It’s almost time for our favourite season of the year! Winter is almost upon us and with that comes the inevitable award season build up. The Oscar nomination process has begun and the Academy Award for best international feature film — perviously known as the best foreign-language film Oscar — will go to one of 93 countries that have submitted entries this year.
The Middle East has been well represented with entries from Egypt, Lebanon, Morocco and Palestine. This year, 93 countries submitted entries in the International Feature Film race for the 2020 Oscars.
All of the films will have to be watched by the Foreign-Language Film screening committee by December 2019 out of which only five will make it to the official nominations list.
So here are the contenders for the best international feature film shortlist from the region.

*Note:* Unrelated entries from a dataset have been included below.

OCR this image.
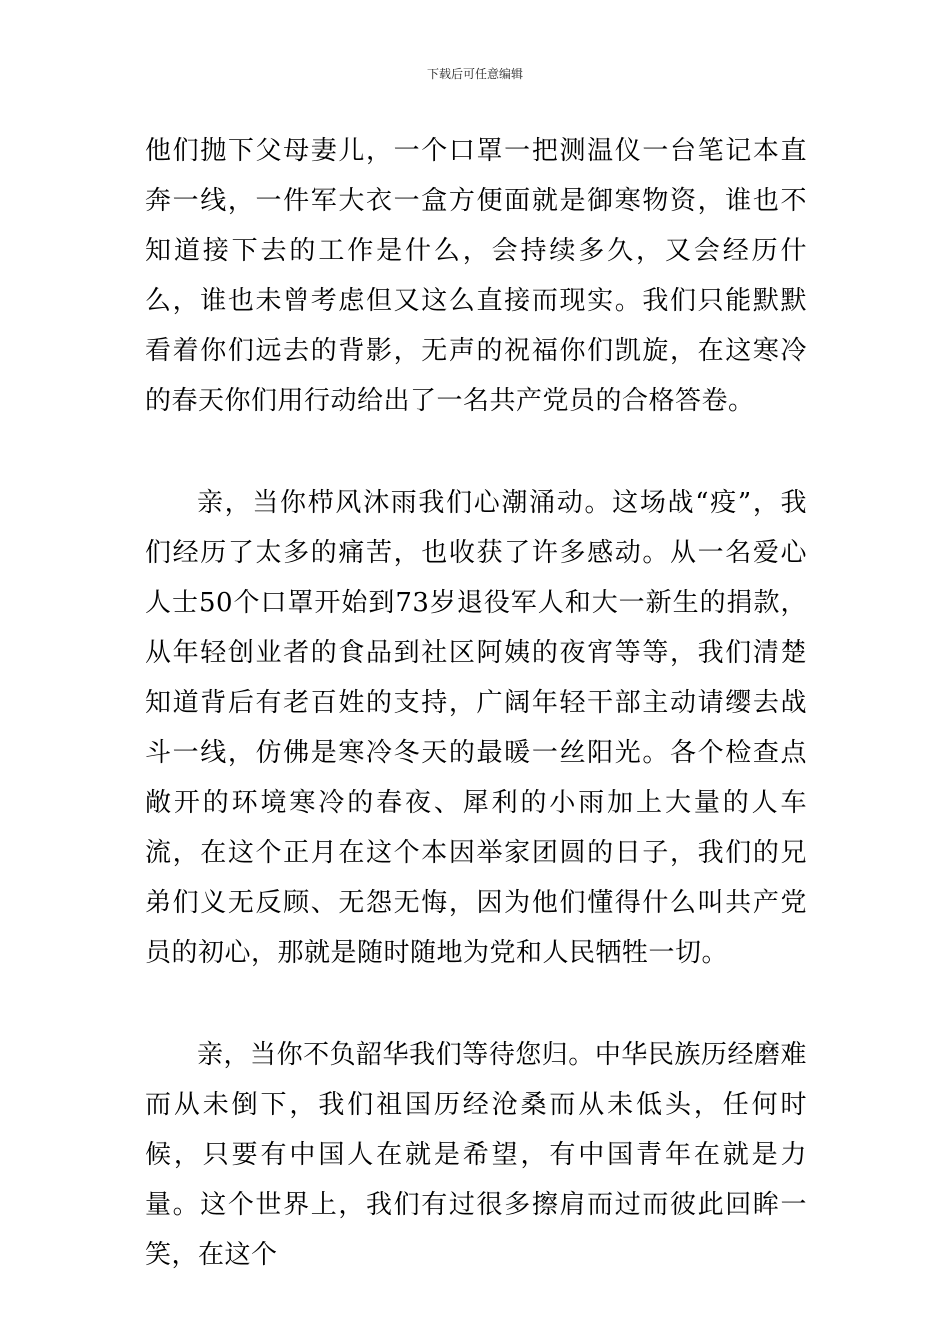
下载后可任意编辑

他们抛下父母妻儿，一个口罩一把测温仪一台笔记本直奔一线，一件军大衣一盒方便面就是御寒物资，谁也不知道接下去的工作是什么，会持续多久，又会经历什么，谁也未曾考虑但又这么直接而现实。我们只能默默看着你们远去的背影，无声的祝福你们凯旋，在这寒冷的春天你们用行动给出了一名共产党员的合格答卷。

亲，当你栉风沐雨我们心潮涌动。这场战“疫”，我们经历了太多的痛苦，也收获了许多感动。从一名爱心人士50个口罩开始到73岁退役军人和大一新生的捐款，从年轻创业者的食品到社区阿姨的夜宵等等，我们清楚知道背后有老百姓的支持，广阔年轻干部主动请缨去战斗一线，仿佛是寒冷冬天的最暖一丝阳光。各个检查点敞开的环境寒冷的春夜、犀利的小雨加上大量的人车流，在这个正月在这个本因举家团圆的日子，我们的兄弟们义无反顾、无怨无悔，因为他们懂得什么叫共产党员的初心，那就是随时随地为党和人民牺牲一切。

亲，当你不负韶华我们等待您归。中华民族历经磨难而从未倒下，我们祖国历经沧桑而从未低头，任何时候，只要有中国人在就是希望，有中国青年在就是力量。这个世界上，我们有过很多擦肩而过而彼此回眸一笑，在这个
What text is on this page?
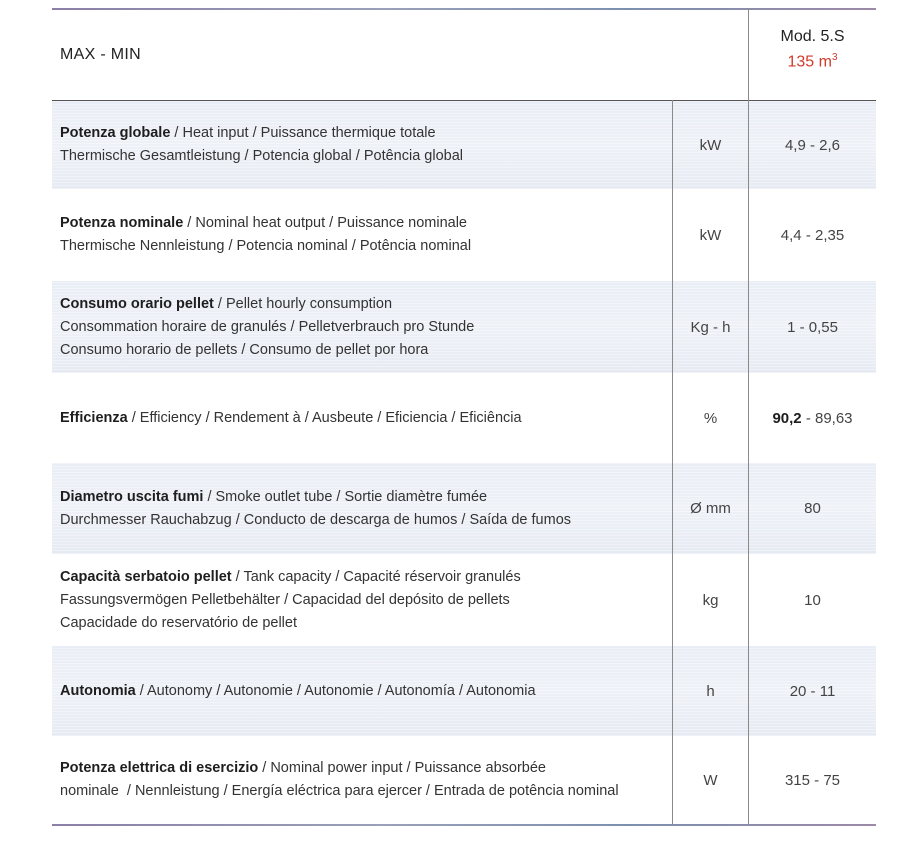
MAX - MIN
Mod. 5.S
135 $m^3$
Potenza globale / Heat input / Puissance thermique totale
Thermische Gesamtleistung / Potencia global / Potência global
kW	4,9 - 2,6
Potenza nominale / Nominal heat output / Puissance nominale
Thermische Nennleistung / Potencia nominal / Potência nominal
kW	4,4 - 2,35
Consumo orario pellet / Pellet hourly consumption
Consommation horaire de granulés / Pelletverbrauch pro Stunde
Consumo horario de pellets / Consumo de pellet por hora
Kg - h	1 - 0,55
Efficienza / Efficiency / Rendement à / Ausbeute / Eficiencia / Eficiência	%	90,2 - 89,63
Diametro uscita fumi / Smoke outlet tube / Sortie diamètre fumée
Durchmesser Rauchabzug / Conducto de descarga de humos / Saída de fumos
Ø mm	80
Capacità serbatoio pellet / Tank capacity / Capacité réservoir granulés
Fassungsvermögen Pelletbehälter / Capacidad del depósito de pellets
Capacidade do reservatório de pellet
kg	10
Autonomia / Autonomy / Autonomie / Autonomie / Autonomía / Autonomia	h	20 - 11
Potenza elettrica di esercizio / Nominal power input / Puissance absorbée
nominale  / Nennleistung / Energía eléctrica para ejercer / Entrada de potência nominal
W	315 - 75
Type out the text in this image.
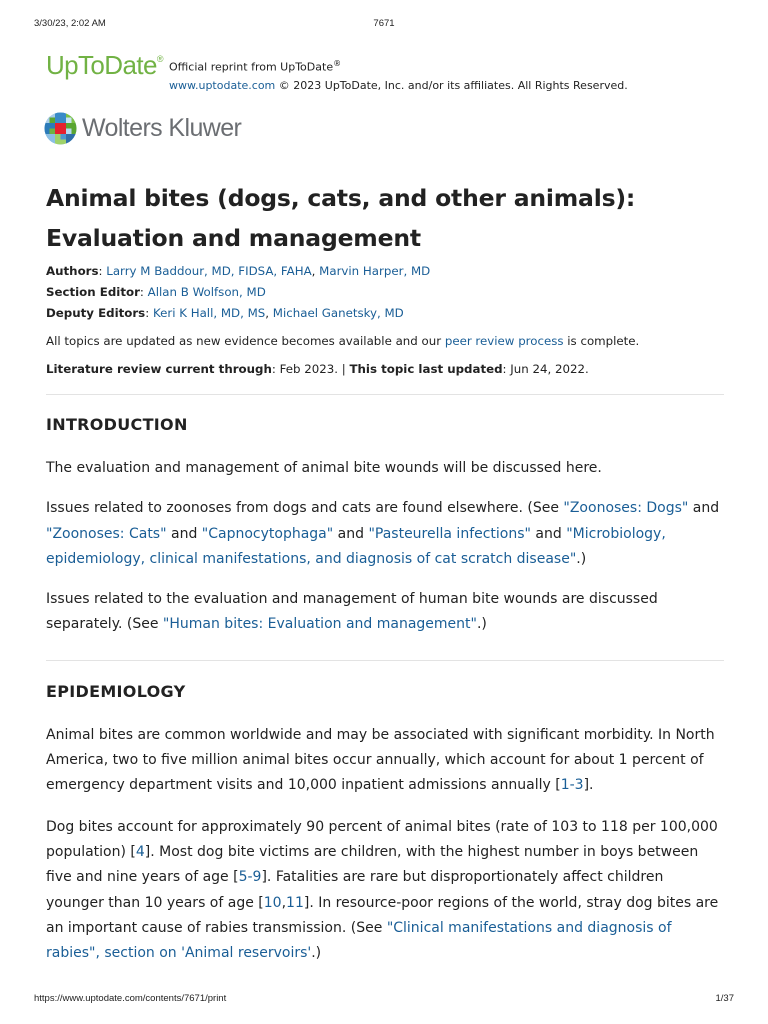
3/30/23, 2:02 AM	7671
UpToDate®
Official reprint from UpToDate®
www.uptodate.com © 2023 UpToDate, Inc. and/or its affiliates. All Rights Reserved.
Wolters Kluwer
Animal bites (dogs, cats, and other animals): Evaluation and management
Authors: Larry M Baddour, MD, FIDSA, FAHA, Marvin Harper, MD
Section Editor: Allan B Wolfson, MD
Deputy Editors: Keri K Hall, MD, MS, Michael Ganetsky, MD
All topics are updated as new evidence becomes available and our peer review process is complete.
Literature review current through: Feb 2023. | This topic last updated: Jun 24, 2022.
INTRODUCTION

The evaluation and management of animal bite wounds will be discussed here.

Issues related to zoonoses from dogs and cats are found elsewhere. (See "Zoonoses: Dogs" and "Zoonoses: Cats" and "Capnocytophaga" and "Pasteurella infections" and "Microbiology, epidemiology, clinical manifestations, and diagnosis of cat scratch disease".)

Issues related to the evaluation and management of human bite wounds are discussed separately. (See "Human bites: Evaluation and management".)

EPIDEMIOLOGY

Animal bites are common worldwide and may be associated with significant morbidity. In North America, two to five million animal bites occur annually, which account for about 1 percent of emergency department visits and 10,000 inpatient admissions annually [1-3].

Dog bites account for approximately 90 percent of animal bites (rate of 103 to 118 per 100,000 population) [4]. Most dog bite victims are children, with the highest number in boys between five and nine years of age [5-9]. Fatalities are rare but disproportionately affect children younger than 10 years of age [10,11]. In resource-poor regions of the world, stray dog bites are an important cause of rabies transmission. (See "Clinical manifestations and diagnosis of rabies", section on 'Animal reservoirs'.)

https://www.uptodate.com/contents/7671/print	1/37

Egypt, Poisonous Roses, director: Ahmed Fawzi Saleh
The movie is set in an impoverished Cairo neighborhood, where the Tanneries are located and follows a brother and sister’s journey in a bid to escape from their current life. The film called Ward Masmoum or Poisonous Roses is directed by Ahmed Fawzi Saleh, and is based on Ahmed Zaghloul Al-Shiti’s 1990 novel Saqr’s Poisonous Roses.
The film has already participated in dozens of film festivals across the globe, winning three awards at the 40th Cairo International Film Festival.
Lebanon, 1982, director: Oualid Mouaness
The Oscar-nominated director and the darling of last year’s Cannes Film Festival, Nadine Labaki is once again hitting up your big screen but this time as an actress.
She stars in the new movie 1982, directed by filmmaker Oualid Mouanness, that follows the story of an 11-year-old boy who tries to tell a classmate he loves her but gets caught up in airstrikes that hit Beirut at the start of the Israeli invasion of Lebanon. It will be screen at the Toronto Film Festival in the coming weeks.
Morocco, Adam, director: Maryam Touzani
The movie’s plot follows a woman who is pregnant out of wedlock and is given sanctuary by a grieving widow. The directorial debut by Maryam Touzani played in the Un Certain Regard section of the Cannes Film Festival.
Palestine, It Must Be Heaven, director: Elia Suleiman
According to IMDB, filmmaker Elia Suleiman travels to different cities and finds unexpected parallels to his homeland of Palestine.
Saudi Arabia, The Perfect Candidate, director: Haifaa Al Mansour
The Perfect Candidate is about a young female doctor with the dream of shattering the patriarchal expectations and restrictions put upon her by the men around her. The film follows the woman taking the task of running for municipal office in KSA. The film comes as KSA, famously super-conservative, begins to relax certain laws such as the circulation of films and the rights of women in day to day life.
Tunisia, Dear Son, director: Mohamed Ben Attia
Dear Son, directed by Mohamed Ben Attia is a drama that focuses on a middle-class Tunisian couple who want their son to be successful only to find out he has left to join ISIS in Syria.